Here, no similar inference is available from the charges or representations of the parties. In light of the motion to disqualify and the court's brief explanation of its order, it is not even clear that the district court correctly applied the substantial relationship test to require an evaluation of the likelihood that counsel acquired relevant confidential factual information in the prior representation. Whatever might have been the merits of disqualification for the protection of the defendant himself, to avoid mistrial or reversal, or even to maintain the appearance of fairness, the record before us is insufficient to justify disqualification of the defendant's counsel of choice solely to prevent him from violating a duty of loyalty to a former client.

*1098 IV.

Because the available record does not support the finding of a substantial risk that confidential factual information as would normally have been obtained by defense counsel in the prior representation would materially advance the position of the defendant in this prosecution, the district court abused its discretion in finding that C.R.P.C. 1.9(a) imposed a duty upon counsel to obtain his former client's consent and in ordering disqualification.
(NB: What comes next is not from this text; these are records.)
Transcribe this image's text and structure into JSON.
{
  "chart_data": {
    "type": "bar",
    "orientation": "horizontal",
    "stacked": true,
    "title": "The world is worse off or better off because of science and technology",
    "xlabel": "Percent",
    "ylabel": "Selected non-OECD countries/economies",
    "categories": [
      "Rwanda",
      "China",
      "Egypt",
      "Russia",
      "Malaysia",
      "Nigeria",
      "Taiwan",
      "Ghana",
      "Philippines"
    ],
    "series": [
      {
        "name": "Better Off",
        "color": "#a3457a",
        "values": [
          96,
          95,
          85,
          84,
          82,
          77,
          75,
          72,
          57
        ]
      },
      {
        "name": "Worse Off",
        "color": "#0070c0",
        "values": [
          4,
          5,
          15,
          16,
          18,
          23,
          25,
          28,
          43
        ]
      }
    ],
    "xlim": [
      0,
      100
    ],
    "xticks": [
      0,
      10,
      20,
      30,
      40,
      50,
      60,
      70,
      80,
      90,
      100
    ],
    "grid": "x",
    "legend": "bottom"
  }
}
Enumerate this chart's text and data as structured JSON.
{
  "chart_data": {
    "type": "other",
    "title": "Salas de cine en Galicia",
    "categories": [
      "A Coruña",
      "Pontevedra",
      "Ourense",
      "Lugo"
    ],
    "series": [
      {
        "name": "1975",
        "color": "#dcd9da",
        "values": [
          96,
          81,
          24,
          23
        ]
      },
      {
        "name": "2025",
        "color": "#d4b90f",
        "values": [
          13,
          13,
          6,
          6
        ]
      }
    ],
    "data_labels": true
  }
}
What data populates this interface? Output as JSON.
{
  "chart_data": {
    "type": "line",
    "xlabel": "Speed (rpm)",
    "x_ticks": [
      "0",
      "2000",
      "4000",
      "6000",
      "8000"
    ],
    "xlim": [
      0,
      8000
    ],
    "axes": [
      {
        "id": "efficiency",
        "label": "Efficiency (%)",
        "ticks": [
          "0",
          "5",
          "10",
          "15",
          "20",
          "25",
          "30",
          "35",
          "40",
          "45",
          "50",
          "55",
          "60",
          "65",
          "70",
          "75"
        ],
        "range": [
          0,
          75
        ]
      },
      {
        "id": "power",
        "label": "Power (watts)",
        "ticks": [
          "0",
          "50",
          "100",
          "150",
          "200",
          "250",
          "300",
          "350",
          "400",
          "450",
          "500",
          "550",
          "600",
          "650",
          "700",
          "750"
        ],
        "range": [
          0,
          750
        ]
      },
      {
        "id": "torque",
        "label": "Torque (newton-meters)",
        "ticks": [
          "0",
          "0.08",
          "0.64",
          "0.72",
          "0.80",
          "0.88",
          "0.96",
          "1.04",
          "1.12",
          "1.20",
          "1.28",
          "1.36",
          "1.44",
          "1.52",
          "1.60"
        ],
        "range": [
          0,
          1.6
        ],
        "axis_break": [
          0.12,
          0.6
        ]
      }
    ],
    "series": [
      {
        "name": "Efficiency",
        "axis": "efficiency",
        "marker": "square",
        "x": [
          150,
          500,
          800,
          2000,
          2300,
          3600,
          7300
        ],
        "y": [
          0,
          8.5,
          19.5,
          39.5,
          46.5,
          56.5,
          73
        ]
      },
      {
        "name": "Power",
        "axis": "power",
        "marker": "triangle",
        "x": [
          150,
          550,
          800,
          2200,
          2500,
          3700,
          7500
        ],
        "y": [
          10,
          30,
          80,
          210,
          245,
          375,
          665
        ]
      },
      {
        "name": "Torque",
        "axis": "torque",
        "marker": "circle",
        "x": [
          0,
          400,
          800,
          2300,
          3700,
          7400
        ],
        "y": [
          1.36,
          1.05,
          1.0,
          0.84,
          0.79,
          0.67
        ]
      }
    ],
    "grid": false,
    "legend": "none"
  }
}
Our Rule is therefore made absolute.

NOTES

[1] The pleading filed by the People was actually entitled, "Notice of Attorney Conflict." The court permitted the People to move for disqualification orally, and over the objection of defense counsel, it granted their motion.

[2] Rule 1.9 reads:

(a) A lawyer who has formerly represented a client in a matter shall not thereafter represent another person in the same or a substantially related matter in which that person's interests are materially adverse to the interests of the former client unless the former client consents after consultation.

(b) A lawyer shall not knowingly represent a person in the same or a substantially related matter in which a firm with which the lawyer formerly was associated had previously represented the client,

(1) whose interests are materially adverse to that person; and

(2) about whom the lawyer had acquired information protected by Rule 1.6 that is material to the matter; unless the former client consents after consultation.

(c) A lawyer who has formally represented a client in a matter or whose present or former law firm has formerly represented a client in a matter shall not thereafter:

(1) use information relating to the representation to the disadvantage of the former client except as Rule 1.6 or Rule 3.3 would permit or require with respect to a client, or when the information has become generally known; or

(2) reveal information relating to the representation except as Rule 1.6 or Rule 3.3 would permit or require with respect to a client.

[3] Although the former client, Mangeris, neither moved nor joined the People's motion to disqualify, the issue of standing has not been raised, and we do not address it. We note, however, that a number of other courts appear to hold that courts do not disqualify an attorney on the grounds of conflict of interest unless the former client moves for disqualification. See, e.g., Daniels v. State, 17 P.3d 75 (Alaska App.2001) (analyzing Rule 1.9(a) and relying particularly on United States v. Rogers, 9 F.3d 1025, 1031 (2d Cir.1993) and In re Yarn Processing Patent Validity Litig., 530 F.2d 83, 88 (5th Cir.1976)).